By David Loh

Anticipation was high as we started up our boat in the capital, Male, and headed to Maldives’ remote northern Baa atoll. Our destination; the geologically unique Hanifaru Bay. The bay is so small that you could walk around the island in a ten-minute stroll. Every year, hundreds of manta rays and a handful of whale sharks gather for their annual feeding frenzy of plankton in July and August.

Baa Atoll was recently declared a UNESCO World Biosphere Reserve, and for reasons of conservation, word has it that the Maldives is likely to shut down Hanifaru Bay to divers. This season might just be the last chance to dive inside the bay. That’s where Tan Shung Sin, my colleague from the Singapore Global Pictures desk, and I ventured to capture images.

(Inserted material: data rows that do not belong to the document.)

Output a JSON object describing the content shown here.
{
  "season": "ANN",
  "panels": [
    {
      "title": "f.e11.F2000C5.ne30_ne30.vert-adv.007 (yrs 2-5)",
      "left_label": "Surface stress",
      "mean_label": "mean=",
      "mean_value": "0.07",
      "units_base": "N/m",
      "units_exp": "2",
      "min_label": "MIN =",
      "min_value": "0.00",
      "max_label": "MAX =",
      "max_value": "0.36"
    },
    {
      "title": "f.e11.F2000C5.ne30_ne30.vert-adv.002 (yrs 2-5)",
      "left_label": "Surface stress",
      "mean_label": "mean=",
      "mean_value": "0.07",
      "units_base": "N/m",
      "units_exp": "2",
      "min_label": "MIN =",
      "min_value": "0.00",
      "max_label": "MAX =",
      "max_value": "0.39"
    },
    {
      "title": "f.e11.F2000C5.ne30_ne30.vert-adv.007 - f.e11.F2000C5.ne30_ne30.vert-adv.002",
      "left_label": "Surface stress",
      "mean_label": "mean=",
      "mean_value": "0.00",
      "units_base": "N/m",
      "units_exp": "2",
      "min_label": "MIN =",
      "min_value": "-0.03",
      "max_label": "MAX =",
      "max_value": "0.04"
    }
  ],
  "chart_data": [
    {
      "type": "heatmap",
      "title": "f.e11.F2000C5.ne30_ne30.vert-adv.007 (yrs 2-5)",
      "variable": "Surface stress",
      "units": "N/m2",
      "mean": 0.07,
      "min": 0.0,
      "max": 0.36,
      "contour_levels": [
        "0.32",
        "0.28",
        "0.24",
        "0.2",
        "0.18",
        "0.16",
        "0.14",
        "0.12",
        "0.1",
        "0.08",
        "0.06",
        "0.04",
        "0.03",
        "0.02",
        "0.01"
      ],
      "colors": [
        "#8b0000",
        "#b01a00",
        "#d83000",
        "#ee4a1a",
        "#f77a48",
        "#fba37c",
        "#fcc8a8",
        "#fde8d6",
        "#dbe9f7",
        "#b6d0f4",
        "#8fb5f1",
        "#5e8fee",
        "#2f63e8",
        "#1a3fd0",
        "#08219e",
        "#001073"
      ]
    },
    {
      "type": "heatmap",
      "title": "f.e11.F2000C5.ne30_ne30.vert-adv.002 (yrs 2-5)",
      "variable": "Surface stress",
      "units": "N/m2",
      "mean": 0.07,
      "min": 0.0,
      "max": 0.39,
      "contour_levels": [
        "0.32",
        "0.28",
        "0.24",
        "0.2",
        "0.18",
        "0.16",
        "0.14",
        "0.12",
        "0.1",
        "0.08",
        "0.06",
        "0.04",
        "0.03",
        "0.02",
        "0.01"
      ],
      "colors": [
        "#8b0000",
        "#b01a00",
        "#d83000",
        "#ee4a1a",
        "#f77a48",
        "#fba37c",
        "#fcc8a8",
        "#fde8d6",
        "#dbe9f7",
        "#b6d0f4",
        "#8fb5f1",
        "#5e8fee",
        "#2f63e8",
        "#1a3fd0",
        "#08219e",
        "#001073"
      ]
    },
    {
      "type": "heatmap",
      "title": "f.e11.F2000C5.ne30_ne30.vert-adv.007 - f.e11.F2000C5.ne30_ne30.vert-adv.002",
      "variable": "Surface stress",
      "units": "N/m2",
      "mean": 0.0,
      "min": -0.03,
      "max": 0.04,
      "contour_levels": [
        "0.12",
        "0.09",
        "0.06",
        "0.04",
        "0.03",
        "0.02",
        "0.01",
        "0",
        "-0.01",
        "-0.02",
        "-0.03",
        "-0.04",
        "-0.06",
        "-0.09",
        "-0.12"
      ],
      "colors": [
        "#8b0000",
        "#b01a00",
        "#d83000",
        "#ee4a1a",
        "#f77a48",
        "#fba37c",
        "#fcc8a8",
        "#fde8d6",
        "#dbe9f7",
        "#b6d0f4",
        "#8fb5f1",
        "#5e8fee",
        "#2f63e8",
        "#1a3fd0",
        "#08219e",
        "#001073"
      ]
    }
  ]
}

Thomas Peschak of the “Save Our Seas Foundation” made Hanifaru famous overnight when he shot the feeding frenzy in the summer of 2009 for National Geographic. Preparing for a topside news assignment is easy for me (I’ve been doing it for over 16 years with Reuters) but shooting underwater is a new ball game; and trying to make it into a multimedia project? Where do I start? How does one plan to cover an event like this?

Home, for eight days, was on a live-aboard, the chartered luxurious 41m mega yacht cruiser “MV Mosaique” or the mother ship as we called it. Daily, a dive boat or ‘dhoni’’ as it is called in the Maldives, would take us out to the various diving points.

Mario, our very experience dive master, called the shot on the dive sites and dive times. Our request was for 100 mantas and 2 whale sharks! He did not disappoint – at least on the whale shark request.